Cameroon’s Ministry of External Relations has denied allegations that its army was using U.S. military assistance to carry out human rights violations.
“Cameroon strongly denies accusations that U.S. military assistance has been used to commit human rights violations.
“While we have acknowledged instances of human rights violations, they have been investigated and prosecuted through proper judicial channels,” the ministry said in a statement.
The statement came after the U.S. government on Wednesday announced that it had decided to cut defense assistance to the country due to concern over alleged human rights abuses.
The ministry said the United States was “an important” security partner for Cameroon and warned that any termination of the cooperation could have “serious implications for Central Africa”.
“Cameroon is committed to join efforts with the U.S. government to combat extremism and advance security in Africa. We look forward to continuing this work together.”
Cameroon army is fighting Boko Haram terror group in its Far North region that borders Nigeria and an armed insurgency in its two English-speaking regions of Northwest and Southwest, where separatists are seeking to create a new nation called “Ambazonia”.

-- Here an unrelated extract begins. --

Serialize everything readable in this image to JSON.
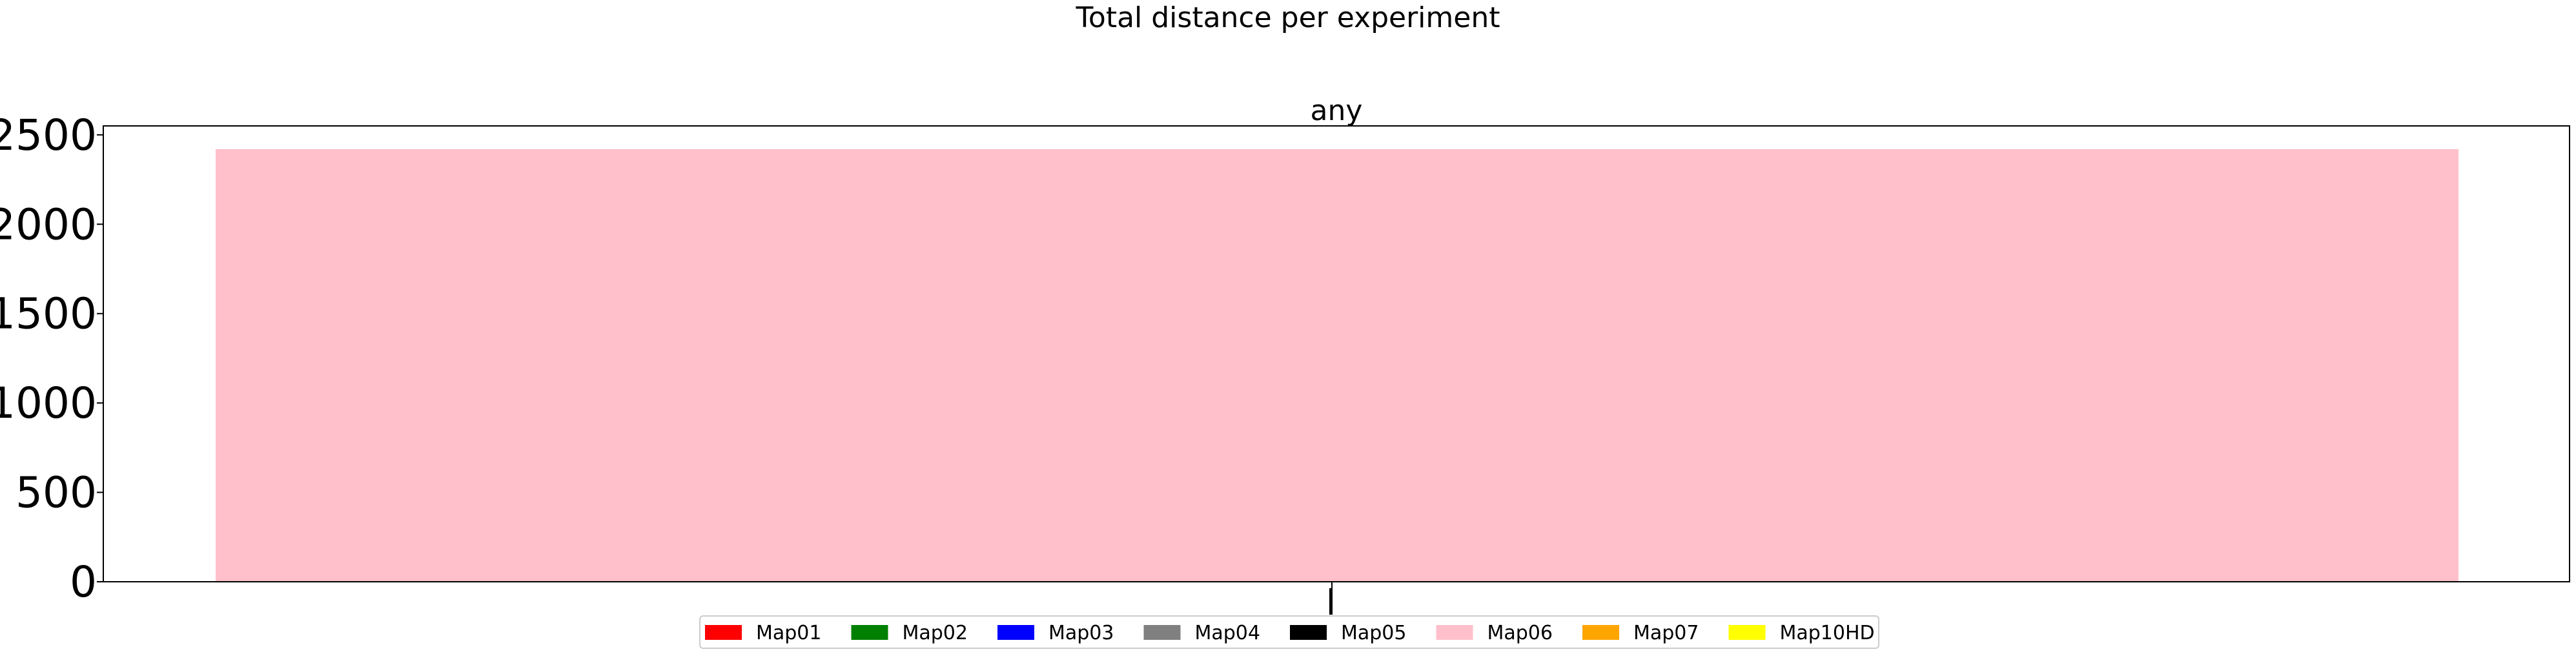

However, it was unclear whether the U.S. move against Cameroon was in response to abuses carried out in one of these military actions, or could be both.
On Thursday, U.S. Ambassador to Cameroon, Peter Henry Barlerin, met with Cameroon’s Minister of Communication and Government Spokesman, Rene Sadi, and said despite the announcement that the United States had cut military aid, the relations between the two countries remained excellent.
“We are not going to stop security collaboration with Cameroon,” Barlerin told reporters after the meeting.